Haynes provided his cast with a list of movies to watch as part of their prep – films like British infidelity drama The Pumpkin Eater, starring Anne Bancroft and Peter Finch, and Ingmar Bergman’s Persona, a film that deals with duality in much the way May December does. In this case, in one crucial scene, Haynes films Gracie and Elizabeth next to each other as they stare into a mirror, adjusting their make-up. ‘Using the camera as a mirror,’ suggests Portman, ‘it had a sense of reflecting the performance, even when you’re alone. How do we even perform for ourselves? How do we wear masks for ourselves?’

As the scene unfolds, they go from looking directly at the audience to seeing themselves reflected in one another’s eyes. An ‘X’ tape mark aided the actors’ eyelines shooting the scene, ‘so it was technically not intuitive,’ explains Portman, ‘but it was really just an incredible way to have to face the camera and be bare in a weird way, even though you’re self-conscious – exactly like a mirror. Because you’re self-conscious in the most profound sense, looking at yourself. But you’re also alone with yourself. And so there’s a real exposure and rawness you can have. So it was a really interesting exercise.’

Another film that shaped Haynes’ vision here was Joseph Losey’s 1971 film The Go-Between, and in particular the score by Michel Legrand. ‘I saw the movie a year ago and it made me think, “Oh, this is the kind of music I want to try to use in the film,”’ he says. Noting that it puts the viewer on high alert, the dramatic piano strains being ‘so full of dread and foreboding’, Haynes began by writing cues from Legrand’s music into the script, then played it on set. ‘It’s very bold and airy,’ says Melton. ‘It really had an influence in just how those scenes went.’

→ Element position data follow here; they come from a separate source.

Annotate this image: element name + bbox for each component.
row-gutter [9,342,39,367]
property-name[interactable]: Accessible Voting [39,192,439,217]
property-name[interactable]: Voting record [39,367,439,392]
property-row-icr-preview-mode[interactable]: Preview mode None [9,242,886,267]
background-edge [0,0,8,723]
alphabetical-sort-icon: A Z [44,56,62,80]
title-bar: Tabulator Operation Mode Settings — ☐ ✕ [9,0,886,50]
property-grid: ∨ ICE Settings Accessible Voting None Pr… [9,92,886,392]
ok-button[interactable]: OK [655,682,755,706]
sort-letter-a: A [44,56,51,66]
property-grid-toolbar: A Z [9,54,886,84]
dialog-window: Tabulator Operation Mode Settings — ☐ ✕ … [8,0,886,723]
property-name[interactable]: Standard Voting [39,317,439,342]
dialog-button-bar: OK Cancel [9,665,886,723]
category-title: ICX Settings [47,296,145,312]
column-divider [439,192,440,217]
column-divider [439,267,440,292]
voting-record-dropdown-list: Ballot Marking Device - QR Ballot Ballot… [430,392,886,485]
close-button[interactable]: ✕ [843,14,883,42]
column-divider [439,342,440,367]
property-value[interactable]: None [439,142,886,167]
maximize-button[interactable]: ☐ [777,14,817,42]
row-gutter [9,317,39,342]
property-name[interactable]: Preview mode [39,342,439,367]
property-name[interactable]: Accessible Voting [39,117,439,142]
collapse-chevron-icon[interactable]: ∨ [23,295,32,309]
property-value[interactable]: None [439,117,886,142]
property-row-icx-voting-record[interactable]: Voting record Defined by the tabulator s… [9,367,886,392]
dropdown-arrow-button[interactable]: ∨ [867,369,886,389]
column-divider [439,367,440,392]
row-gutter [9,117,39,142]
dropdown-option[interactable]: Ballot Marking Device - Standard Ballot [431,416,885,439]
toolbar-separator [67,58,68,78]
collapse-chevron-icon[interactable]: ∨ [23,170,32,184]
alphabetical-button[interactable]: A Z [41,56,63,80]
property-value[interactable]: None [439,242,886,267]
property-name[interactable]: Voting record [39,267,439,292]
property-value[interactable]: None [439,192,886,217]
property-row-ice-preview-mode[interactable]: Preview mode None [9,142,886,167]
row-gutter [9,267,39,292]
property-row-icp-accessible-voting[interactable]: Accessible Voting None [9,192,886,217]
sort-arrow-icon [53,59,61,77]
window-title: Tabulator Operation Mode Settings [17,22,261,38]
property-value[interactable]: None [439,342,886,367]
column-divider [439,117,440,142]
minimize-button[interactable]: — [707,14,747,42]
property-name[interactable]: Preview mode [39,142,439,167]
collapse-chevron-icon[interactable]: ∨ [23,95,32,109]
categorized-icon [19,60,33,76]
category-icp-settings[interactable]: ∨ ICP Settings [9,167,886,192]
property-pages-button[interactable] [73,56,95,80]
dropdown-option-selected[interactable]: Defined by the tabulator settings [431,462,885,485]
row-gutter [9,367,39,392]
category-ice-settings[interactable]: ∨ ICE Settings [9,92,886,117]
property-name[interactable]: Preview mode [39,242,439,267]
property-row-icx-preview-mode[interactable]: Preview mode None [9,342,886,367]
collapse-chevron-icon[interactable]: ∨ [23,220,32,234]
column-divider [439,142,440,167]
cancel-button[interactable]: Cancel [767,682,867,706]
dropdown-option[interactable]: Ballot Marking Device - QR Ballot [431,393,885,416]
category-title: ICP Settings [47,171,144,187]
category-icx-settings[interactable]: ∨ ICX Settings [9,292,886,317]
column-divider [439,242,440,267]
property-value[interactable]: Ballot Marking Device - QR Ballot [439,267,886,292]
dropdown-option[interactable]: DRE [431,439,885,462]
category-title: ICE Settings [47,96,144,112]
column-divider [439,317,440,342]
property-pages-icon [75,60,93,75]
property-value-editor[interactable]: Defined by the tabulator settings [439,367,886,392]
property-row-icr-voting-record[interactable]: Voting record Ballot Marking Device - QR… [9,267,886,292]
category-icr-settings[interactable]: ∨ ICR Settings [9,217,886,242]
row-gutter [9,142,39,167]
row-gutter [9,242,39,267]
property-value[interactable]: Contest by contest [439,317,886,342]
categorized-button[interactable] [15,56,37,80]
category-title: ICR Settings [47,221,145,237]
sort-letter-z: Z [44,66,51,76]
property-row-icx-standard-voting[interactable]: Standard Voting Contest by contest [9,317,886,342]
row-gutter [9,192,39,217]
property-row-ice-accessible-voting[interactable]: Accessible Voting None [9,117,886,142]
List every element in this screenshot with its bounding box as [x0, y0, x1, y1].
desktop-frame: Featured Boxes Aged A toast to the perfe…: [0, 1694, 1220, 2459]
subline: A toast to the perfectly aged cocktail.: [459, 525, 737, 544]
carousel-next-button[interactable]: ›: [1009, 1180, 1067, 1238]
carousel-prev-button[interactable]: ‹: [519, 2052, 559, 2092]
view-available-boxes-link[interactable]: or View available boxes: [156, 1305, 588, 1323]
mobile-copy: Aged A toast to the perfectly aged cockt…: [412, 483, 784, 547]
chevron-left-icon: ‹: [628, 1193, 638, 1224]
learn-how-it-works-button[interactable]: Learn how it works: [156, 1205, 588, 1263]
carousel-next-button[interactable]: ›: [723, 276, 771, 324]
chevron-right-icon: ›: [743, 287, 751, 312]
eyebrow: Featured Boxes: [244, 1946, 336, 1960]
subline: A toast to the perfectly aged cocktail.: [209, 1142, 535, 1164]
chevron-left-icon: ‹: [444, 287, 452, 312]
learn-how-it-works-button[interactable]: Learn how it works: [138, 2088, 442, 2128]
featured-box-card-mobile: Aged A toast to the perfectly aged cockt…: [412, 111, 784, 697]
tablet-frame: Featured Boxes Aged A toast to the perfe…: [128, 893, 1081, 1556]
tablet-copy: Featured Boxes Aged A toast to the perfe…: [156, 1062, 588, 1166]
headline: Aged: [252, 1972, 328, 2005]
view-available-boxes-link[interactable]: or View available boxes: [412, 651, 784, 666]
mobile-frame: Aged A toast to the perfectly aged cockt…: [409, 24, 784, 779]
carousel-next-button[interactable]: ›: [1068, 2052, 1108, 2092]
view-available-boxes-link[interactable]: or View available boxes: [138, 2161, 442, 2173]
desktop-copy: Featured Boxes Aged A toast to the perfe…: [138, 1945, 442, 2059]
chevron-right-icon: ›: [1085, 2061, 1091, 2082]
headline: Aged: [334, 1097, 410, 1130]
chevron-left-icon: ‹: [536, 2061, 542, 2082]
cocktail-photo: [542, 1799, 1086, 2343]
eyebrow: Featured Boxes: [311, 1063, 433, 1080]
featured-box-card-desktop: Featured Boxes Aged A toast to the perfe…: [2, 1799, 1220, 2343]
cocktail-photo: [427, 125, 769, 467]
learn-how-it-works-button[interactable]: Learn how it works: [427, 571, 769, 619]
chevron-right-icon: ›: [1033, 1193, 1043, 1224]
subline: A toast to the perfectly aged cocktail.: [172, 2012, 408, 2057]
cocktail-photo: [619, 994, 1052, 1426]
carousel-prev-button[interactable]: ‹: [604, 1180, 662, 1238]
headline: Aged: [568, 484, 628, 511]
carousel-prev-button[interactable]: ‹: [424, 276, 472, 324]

‘I THINK IT’S MAYBE MY ONLY COMEDY – A VERY DARK COMEDY’

TODD HAYNES

Later, Haynes’ regular editor Affonso Gonçalves began using Legrand’s work as temp music. ‘By the end, the film was built on the score,’ says the director. ‘The tone of the film was resting [on it].’ The film’s composer, Marcelo Zarvos, then rerecorded it, folding it into the original music he’d written. ‘It really was a collaboration between Marcelo and one of the great masters of music and film,’ Haynes adds. Still, moments like Gracie exclaiming, ‘I don’t think we have enough hotdogs,’ as the music booms and the camera zooms play for laughs.

It’s what makes May December one of Haynes’ most complex films – funny, tragic, tawdry and tender. ‘I think it’s maybe my only comedy,’ he feels. ‘I think it is a very dark comedy. It also has real sadness. It is an incredibly witty script. But it took these actors playing it straight and subtly to allow for all of the big gestures around them to make you go, “Oh, OK. We’re allowed to laugh at this!” It gives you permission to enjoy watching it… and not feel too bogged down in it, even though it’s dealing with very disturbing and complex and disquieting themes.’ Or as Portman simply puts it: ‘The movie’s risky.’

MAY DECEMBER OPENS IN CINEMAS ON 17 NOVEMBER AND IS ON SKY CINEMA FROM 8 DECEMBER. All interviews completed ahead of the SAG-AFTRA strike.